Auto Importing of Scan Results

Owned by Jonathan Bellard
Last updated: May 19, 2022
3 min read

Prism allows you to automatically import scan results from your connected scanners (found within the https://rootshellsecurity.atlassian.net/wiki/spaces/PK/pages/1304330281 section) into the platform easily by aligning your preferred scanning technologies to a Prism project.

Auto Importing is only available for MVS - Managed Vulnerability Scanning type projects.

Enabling your Auto Import feature

In order to enable this, you first must have a scanner(s) connected to your Prism instance, see https://rootshellsecurity.atlassian.net/wiki/spaces/PK/pages/1312292887 for more details.

Once this is performed, within your created project, select the Edit link within the projects root page:

Edit a Project

This will allow you to set a number of options and features aligned to your selected project such as https://rootshellsecurity.atlassian.net/wiki/spaces/PK/pages/1303969837 and Email Reminders. When setting the Auto Import option to Enabled, you will be presented with the following information:

Enabling Auto Imports

Prism also provides a virtual tutorial walkthrough to explain the options available to you:

The following fields are then required when completing your setup:

  • *External Scanner - Select your connected external scanner that you wish to import your results from.

  • *Scan Type - The test type of the scan that will be created from an import.

  • Scan Prefix (Optional) - When a external scan is imported a Scan Prefix can be used to Prefix the name of a Prism project scan. This can be useful when trying to identify those scans that are using the auto import feature.
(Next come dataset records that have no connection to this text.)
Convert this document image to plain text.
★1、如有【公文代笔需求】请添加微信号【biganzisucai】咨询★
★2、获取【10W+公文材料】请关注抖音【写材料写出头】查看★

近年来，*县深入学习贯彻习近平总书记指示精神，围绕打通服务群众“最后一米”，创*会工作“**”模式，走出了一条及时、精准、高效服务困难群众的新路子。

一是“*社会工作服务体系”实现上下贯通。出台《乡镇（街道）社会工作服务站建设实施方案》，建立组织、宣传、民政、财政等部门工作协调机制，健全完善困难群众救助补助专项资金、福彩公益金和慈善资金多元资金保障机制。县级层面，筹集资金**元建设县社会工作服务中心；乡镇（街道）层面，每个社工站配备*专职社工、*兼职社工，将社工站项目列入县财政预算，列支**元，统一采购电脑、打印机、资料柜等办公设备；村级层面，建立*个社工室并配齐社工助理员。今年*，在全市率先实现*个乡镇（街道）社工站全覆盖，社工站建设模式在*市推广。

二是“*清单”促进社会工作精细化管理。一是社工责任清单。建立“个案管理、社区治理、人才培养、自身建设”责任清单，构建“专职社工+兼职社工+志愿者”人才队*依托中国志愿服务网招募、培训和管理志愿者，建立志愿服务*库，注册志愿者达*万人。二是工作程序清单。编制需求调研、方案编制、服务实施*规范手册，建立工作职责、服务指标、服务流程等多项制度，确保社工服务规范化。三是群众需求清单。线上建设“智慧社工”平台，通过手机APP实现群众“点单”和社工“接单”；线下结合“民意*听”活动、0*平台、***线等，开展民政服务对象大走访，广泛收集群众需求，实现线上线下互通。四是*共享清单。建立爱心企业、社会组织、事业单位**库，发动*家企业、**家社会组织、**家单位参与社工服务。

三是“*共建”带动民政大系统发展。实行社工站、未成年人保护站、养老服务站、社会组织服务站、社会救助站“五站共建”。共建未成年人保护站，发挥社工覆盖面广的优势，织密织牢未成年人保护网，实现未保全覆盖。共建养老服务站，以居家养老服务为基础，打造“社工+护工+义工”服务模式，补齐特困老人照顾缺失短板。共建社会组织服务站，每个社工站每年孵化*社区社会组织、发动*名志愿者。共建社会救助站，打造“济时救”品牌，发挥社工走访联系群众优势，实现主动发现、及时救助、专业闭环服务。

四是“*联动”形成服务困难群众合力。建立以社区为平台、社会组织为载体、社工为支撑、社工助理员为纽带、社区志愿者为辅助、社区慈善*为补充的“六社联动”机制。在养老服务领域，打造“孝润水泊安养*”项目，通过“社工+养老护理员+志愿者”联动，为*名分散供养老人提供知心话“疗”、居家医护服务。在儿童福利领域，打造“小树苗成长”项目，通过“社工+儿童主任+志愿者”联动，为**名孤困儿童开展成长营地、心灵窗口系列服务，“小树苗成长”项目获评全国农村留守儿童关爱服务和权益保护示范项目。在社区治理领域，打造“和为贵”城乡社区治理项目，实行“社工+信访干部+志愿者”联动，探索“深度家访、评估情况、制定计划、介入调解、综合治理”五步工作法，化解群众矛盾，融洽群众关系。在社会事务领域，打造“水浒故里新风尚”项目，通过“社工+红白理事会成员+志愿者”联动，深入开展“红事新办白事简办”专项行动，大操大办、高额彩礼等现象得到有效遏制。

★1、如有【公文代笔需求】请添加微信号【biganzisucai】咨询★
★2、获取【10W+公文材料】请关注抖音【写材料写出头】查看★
  • *Scan Identifier - Identifying which scans to import into Prism can be made easier by telling Prism to search for a unique scan identifier. This is useful if you only want to automatically import particular external scans. Scans are identified by a partial word match, for example: EXT VA....

Scan identifier step is crucial in order to tell Prism what data/scan to import from your scanning platform.

  • Merge Multiple Scans (Optional) - This feature allows you to merge multiple scans completed on the same day relating to the selected scanner. This is particularly useful if you have multiple external scans completing each day. This feature will combine those multiple scans into one scan entry within Prism.

  • Merge Multiple Scanners (Optional) - This feature allows you to merge multiple scans completed on the same day relating to the multiple scanners. This is particularly useful if you have multiple external scans completing each day. This feature will combine those multiple scans from multiple scanners into one scan entry within Prism.

  • Auto Publish Issues (Optional) - Enabling this feature will instruct Prism to mark the issues as Published, and therefore visible to all users that have access to these results. This is particularly useful for getting results into Prism quicker, but may contain false positives as no validation of the results will have been conducted. If this feature is not enabled, issues will be imported in the default Draft state, and will require the scan to be completed for visibility across the platform.

  • *Confirm Scanner - Once you have provided the scanner's details, confirm the scanner to save it against the project.

*Required Fields

Once the above has been performed, Prism will poll your scanning technologies multiple times a day in order to pull in the completed scan results in a timely manner. When an import is successful, you will be notified through in-platform notifications and emails if you are setup as the Project Lead of the Project.